1. ~v~ is a prefix of a primitive in ~P~.
2. ~S = uv~ for some ~u~. (For two sequences of letters ~u~ and ~v~, we denote the concatenation of ~u~ and ~v~ by ~uv~.)

It is obvious that ~S~ can be composed from primitives in ~P~ iff the empty sequence is in ~Suff(S, P)~. Moreover, ~S~ has an extension ~u~ on the right that makes ~Su~ a composition of primitives in ~P~ iff ~Suff(S, P)~ is non-empty. Therefore the following algorithm gives a solution to the task if DataFile contains the sequence to be examined.

Res:=0;
S:=empty; NoS:=1;
ReadLn(DataFile,X);
Slength:=1;
While (X<>'.') And (NoS>0) Do Begin
  Append X to the end of S;
  Q:=Suff(S,P);
  NoS:=number of elements of Q;
  If the empty sequence is element of Q Then Res:=Slength;
  ReadLn(DataFile,X);
  Inc(Slength);
End;
WriteOut(Res);

One obvious problem with this algorithm is that the data file is too large to read into the memory (unless you know how to use the machine's extra memory).

Fortunately, it is not necessary to read the whole sequence into memory. Let us observe that ~Suff(Sx, P)~ for a sequence ~S~ and a letter ~x~ can be computed from the set ~Suff(S, P)~. Indeed, the following algorithm satisfies the requirement that if ~Q = Suff(S, P)~ holds before executing ~Next(Q, X)~ then after the execution ~Q = Suff(SX, P)~ will hold.

Procedure Next(Q,X);
  Begin
    Q1:=empty;
    Forall u in Q Do Begin
      If ux is a prefix of some primitives in P Then
        Begin
          include ux in Q1;
          If ux is equal to a primitive in P
            Then include the empty sequence in Q1
        End;
    End;
    Q:=Q1;
  End;

In order to refine the algorithm ~Next~, we have to answer the questions:

• Is a sequence ~ux~ a prefix of some primitive in ~P~?
• Is a sequence ~u~ equal to a primitive in ~P~?

Consider the following data structure for the set of primitives ~P~.

Const
  MaxN=100; (* maximum possible number of primitives *)
  MaxL=20; (* maximum possible length of primitives *)
Var
  P:Array[1..MaxN,1..MaxL] Of Char; (* array of primitives *)
  L:Array[1..MaxN] Of Word; (* length of the primitives *)

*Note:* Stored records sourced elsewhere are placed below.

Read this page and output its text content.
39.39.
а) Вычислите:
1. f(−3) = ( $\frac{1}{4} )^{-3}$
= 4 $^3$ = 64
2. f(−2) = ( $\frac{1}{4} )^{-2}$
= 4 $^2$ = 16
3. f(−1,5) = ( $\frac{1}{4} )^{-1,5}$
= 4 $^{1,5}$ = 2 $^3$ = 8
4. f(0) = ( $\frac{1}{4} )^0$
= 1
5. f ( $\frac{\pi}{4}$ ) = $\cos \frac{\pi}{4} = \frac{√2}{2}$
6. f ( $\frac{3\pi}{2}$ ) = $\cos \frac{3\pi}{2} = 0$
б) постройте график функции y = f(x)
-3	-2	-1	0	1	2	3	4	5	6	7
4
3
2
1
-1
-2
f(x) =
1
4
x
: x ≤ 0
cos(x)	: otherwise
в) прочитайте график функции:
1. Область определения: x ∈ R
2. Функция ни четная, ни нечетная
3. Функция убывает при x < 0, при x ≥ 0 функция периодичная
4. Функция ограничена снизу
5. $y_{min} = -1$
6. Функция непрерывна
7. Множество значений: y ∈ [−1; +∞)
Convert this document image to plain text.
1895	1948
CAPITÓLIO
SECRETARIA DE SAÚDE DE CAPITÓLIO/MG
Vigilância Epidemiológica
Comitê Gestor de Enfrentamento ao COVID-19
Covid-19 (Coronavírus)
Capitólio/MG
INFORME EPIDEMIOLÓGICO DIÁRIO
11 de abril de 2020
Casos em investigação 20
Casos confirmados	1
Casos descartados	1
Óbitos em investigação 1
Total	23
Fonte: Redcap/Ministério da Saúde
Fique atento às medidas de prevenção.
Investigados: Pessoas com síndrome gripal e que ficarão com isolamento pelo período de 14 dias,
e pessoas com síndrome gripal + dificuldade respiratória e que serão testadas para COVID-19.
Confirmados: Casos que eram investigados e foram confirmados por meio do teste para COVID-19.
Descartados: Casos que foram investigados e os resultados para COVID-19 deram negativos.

Let us represent a sequence ~u~ which is a prefix of a primitive in ~P~ by the pair ~(i, j)~, such that the prefix of ~P[i]~ consisting of the first ~j~ letters of the primitive ~P[i]~ equals ~u~, and ~i~ is the least such index for ~u~. Note that the empty sequence is represented by the pair ~(1, 0)~.

We can preprocess the set of primitives to build a transition table ~T~:

~T[i, j, x]~ is ~0~ if there is no primitive in ~P~ with prefix ~P[i][1 \dots j] x~, otherwise the least index ~k~ such that ~P[i][1 \dots j] x~ is a prefix of ~P[k]~. (~P[i][1 \dots j]~ denotes the sequence of letters consisting of the first ~j~ elements of the primitive ~P[i]~.)

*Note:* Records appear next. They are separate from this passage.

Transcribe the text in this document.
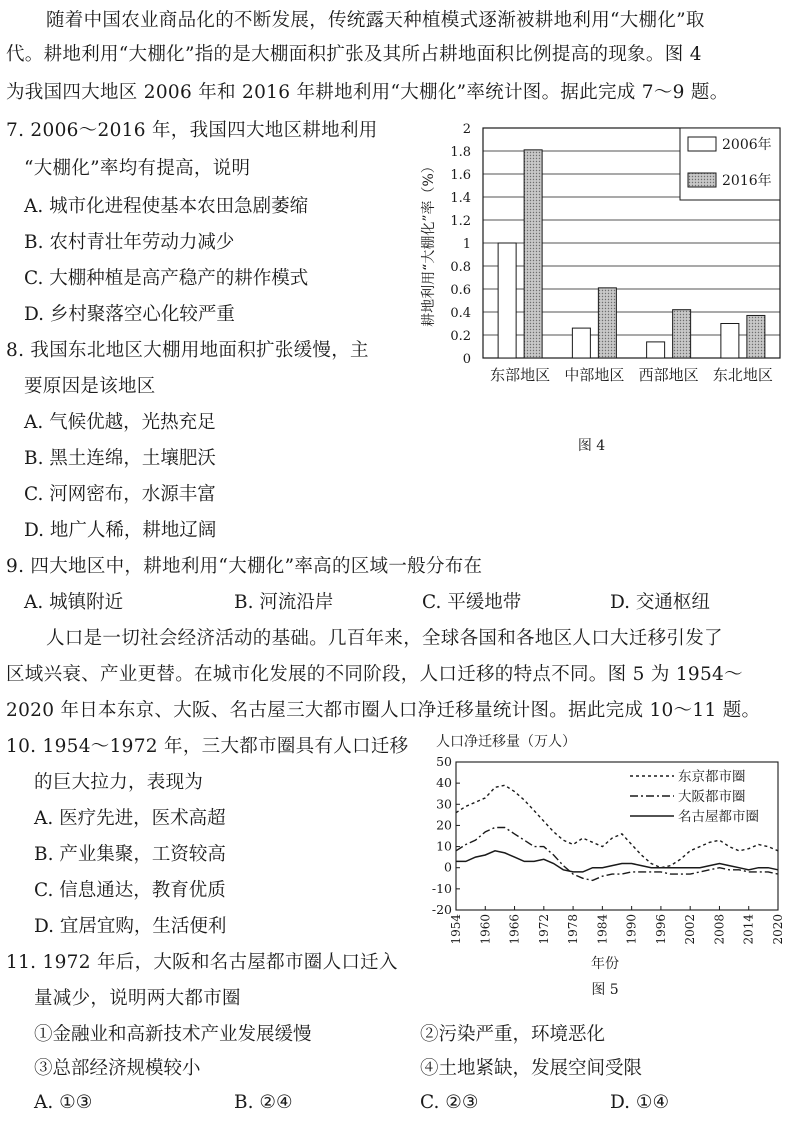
随着中国农业商品化的不断发展，传统露天种植模式逐渐被耕地利用“大棚化”取
代。耕地利用“大棚化”指的是大棚面积扩张及其所占耕地面积比例提高的现象。图 4
为我国四大地区 2006 年和 2016 年耕地利用“大棚化”率统计图。据此完成 7～9 题。
7. 2006～2016 年，我国四大地区耕地利用
“大棚化”率均有提高，说明
A. 城市化进程使基本农田急剧萎缩
B. 农村青壮年劳动力减少
C. 大棚种植是高产稳产的耕作模式
D. 乡村聚落空心化较严重
8. 我国东北地区大棚用地面积扩张缓慢，主
要原因是该地区
A. 气候优越，光热充足
B. 黑土连绵，土壤肥沃
C. 河网密布，水源丰富
D. 地广人稀，耕地辽阔
0
0.2
0.4
0.6
0.8
1
1.2
1.4
1.6
1.8
2
耕地利用“大棚化”率（%）
东部地区 中部地区 西部地区 东北地区
2006年
2016年
图 4
9. 四大地区中，耕地利用“大棚化”率高的区域一般分布在
A. 城镇附近	B. 河流沿岸	C. 平缓地带	D. 交通枢纽
人口是一切社会经济活动的基础。几百年来，全球各国和各地区人口大迁移引发了
区域兴衰、产业更替。在城市化发展的不同阶段，人口迁移的特点不同。图 5 为 1954～
2020 年日本东京、大阪、名古屋三大都市圈人口净迁移量统计图。据此完成 10～11 题。
10. 1954～1972 年，三大都市圈具有人口迁移
的巨大拉力，表现为
A. 医疗先进，医术高超
B. 产业集聚，工资较高
C. 信息通达，教育优质
D. 宜居宜购，生活便利
人口净迁移量（万人）
-20
-10
0
10
20
30
40
50
1954 1960 1966 1972 1978 1984 1990 1996 2002 2008 2014 2020
年份
东京都市圈
大阪都市圈
名古屋都市圈
图 5
11. 1972 年后，大阪和名古屋都市圈人口迁入
量减少，说明两大都市圈
①金融业和高新技术产业发展缓慢	②污染严重，环境恶化
③总部经济规模较小	④土地紧缺，发展空间受限
A. ①③	B. ②④	C. ②③	D. ①④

In other words, if a sequence ~u~ is represented by the pair ~(i, j)~ then the sequence ~ux~ is a prefix of a primitive in ~P~ iff ~T[i, j, x] > 0~, and in this case ~ux~ is a prefix of ~P[T[i, j, x]]~ and is represented by the pair ~(T[i, j, x], j+1)~. A procedure computes the transition table ~T~ and builds the array ~Full~ as well. ~Full[i, j]~ is true iff the sequence represented by ~(i, j)~ is equal to a primitive in ~P~.

We can easily implement the algorithm ~Next(Q, X)~ using the arrays ~T~ and ~Full~.